Seeing Silco alive was one thing—seeing him with another was something else entirely. And yet your heart twisted with jealousy. You couldn’t blame him, not really. Or her, for that matter. This wasn’t your timeline. You were the interloper here, a shadow slipping through a life that wasn’t yours.
But that didn’t stop the sting. That gnawing ache of knowing you’d never have what you once did.
This Silco was different—lighter, calmer, even. He wasn’t the brooding, razor-edged man you had loved and lost. The one who buried his affection beneath layers of ambition and shadowed ideals. No, this Silco smiled freely, moved through the room like he belonged to it, not to his empire.
He’d loved you once—loved you deeply, fiercely, in a way that consumed every part of you. But love had never been enough. Not when his empire demanded his attention, pulling him further and further away, until you were left clinging to scraps of the man you’d once known. In this world, though, you were no one to him.
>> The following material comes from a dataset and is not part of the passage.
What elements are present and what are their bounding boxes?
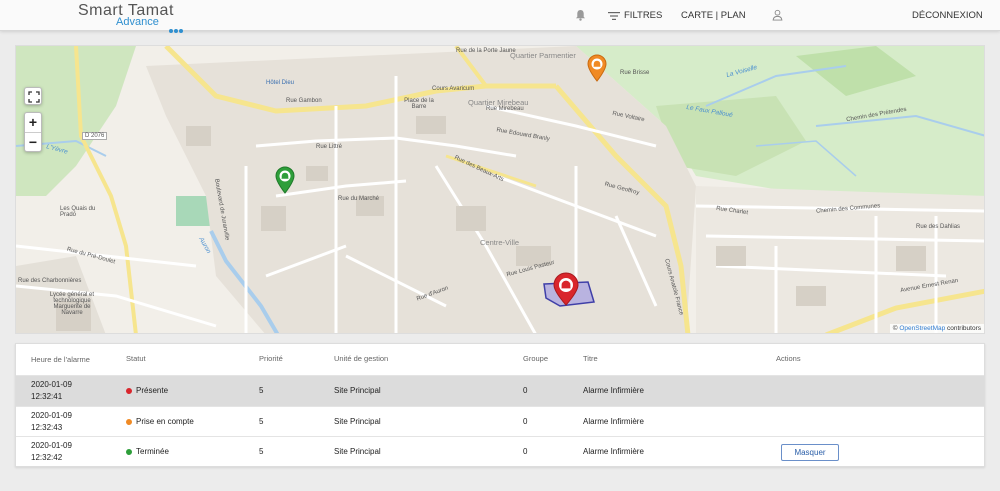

Just another face in the crowd, another passing stranger.
Watching this life that could have been—this life you’d wanted so desperately—so close yet impossibly out of reach, felt like a cruel trick played by the anomaly that sent you here.
You were lost in thought when a tap on your shoulder jolted you back to the present. Turning, you were met with a face you knew better than your own.
For a fleeting moment, hope surged in your chest. Did he recognize you? But no. His gaze didn’t hold the familiarity, just polite curiosity as he held out a familiar object.
“You dropped your wallet,” he said, his voice softer than you remembered. His smile was warm—so unlike the Silco you’d known. “You ought to be more careful around here. Never know who might take advantage of something like that.”
“I don’t think I’ve seen you around here before. What’s your name?”Your name. He didn’t know it. How ironic, you thought, that Silco—the man who once knew you better than anyone—now asked your name as though you were a stranger.